It was a few weeks before Christmas, 1980. Outside the sleepy town of Byron, Illinois, the massive cooling towers of the nearby nuclear power plant were still under construction. Kim Anderson turned down Kennedy Hill Road and headed for home after attending church early Sunday morning. Snow drifted across the country road and ice glistened on the barren fields. As her driveway neared, her mind wandered to thoughts of getting inside and cooking a hot breakfast.

Without warning, she noticed a young woman around the same age walking down the road toward her driveway. The woman had long, blonde hair, and strangely, wore a pair of light colored shorts. Kim pulled her car into her driveway and ran into the house. She threw open the curtains on the front room window to see if the woman was going to come up the driveway. She didn’t. Instead, she continued walking toward Byron. Kim didn’t think much of the encounter after that, until she began to hear the rumors.

Between mid-December and early January, dozens reported seeing a young woman in various stages of dress walking down Kennedy Hill Road. By January 20, 1981, the sightings had reached a fevered pitch. Wild reports circulated around Ogle County, and motorists parked their cars in the frigid temperatures along the narrow rural road to catch a glimpse of what became known as “The Phantom Lady of Kennedy Hill Road.” Newspaper reports reached as far away as Chicago, and the Rockford Register Star ran five consecutive articles on the sightings.

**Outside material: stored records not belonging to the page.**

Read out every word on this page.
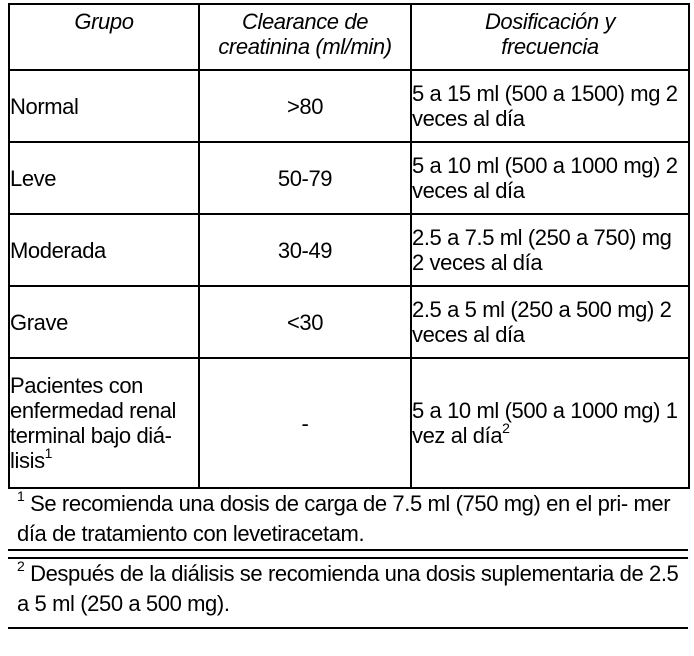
Grupo	Clearance de creatinina (ml/min)	Dosificación y frecuencia
Normal	>80	5 a 15 ml (500 a 1500) mg 2 veces al día
Leve	50-79	5 a 10 ml (500 a 1000 mg) 2 veces al día
Moderada	30-49	2.5 a 7.5 ml (250 a 750) mg 2 veces al día
Grave	<30	2.5 a 5 ml (250 a 500 mg) 2 veces al día
Pacientes con enfermedad renal terminal bajo diá- lisis$^1$	-	5 a 10 ml (500 a 1000 mg) 1 vez al día$^2$
$^1$ Se recomienda una dosis de carga de 7.5 ml (750 mg) en el pri- mer día de tratamiento con levetiracetam.
$^2$ Después de la diálisis se recomienda una dosis suplementaria de 2.5 a 5 ml (250 a 500 mg).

Kim Anderson was one of the first to spot the scantily-clad woman, but other reports soon followed. Register Star correspondent Diane Moats diligently collected dozens of eyewitness accounts from what she described as “credible” regular folks, “not the kind you’d think would make up something like this.” Years after the sightings, she told Bill Rowe of Rockford Magazine, “Each of them claimed to have seen the woman walking alongside the road. By the time they stopped to see if she was OK, she had disappeared.” The woman was always described as being inappropriately dressed for the weather, and occasionally barefoot.

While many encounters with “the phantom” seemed down to earth, many more crossed the line from reality to fiction. At least 20 individuals with whom Diane spoke fell back on a familiar folklore motif; that of the Vanishing Hitchhiker. They told the reporter that they each knew someone who picked up the young woman and drove her home, only to find out upon arrival and after speaking with her mother that she had died years earlier. In all instances, the mysterious hitchhiker vanished from his or her car when they arrived at their destination.

While those particular encounters were obviously driven by hearsay and wild speculation, the majority of sightings were simple and straightforward. Many of the passing motorists were genuinely concerned for the young woman and turned their car around to ask her if she needed help, but she was then nowhere to be seen. For all, it was too incredible to believe. What would a living, breathing person be doing walking along the roadside in the dead of winter, and how could she just disappear? “Usually if you meet someone just walking along the road, there’s a car out of commission somewhere, but there was no car on the road whatsoever,” a waitress and eyewitness named Betty Lingel told the Register Star. “I thought it was kind of goofy, just walking down the road like that. It was cold, below zero.”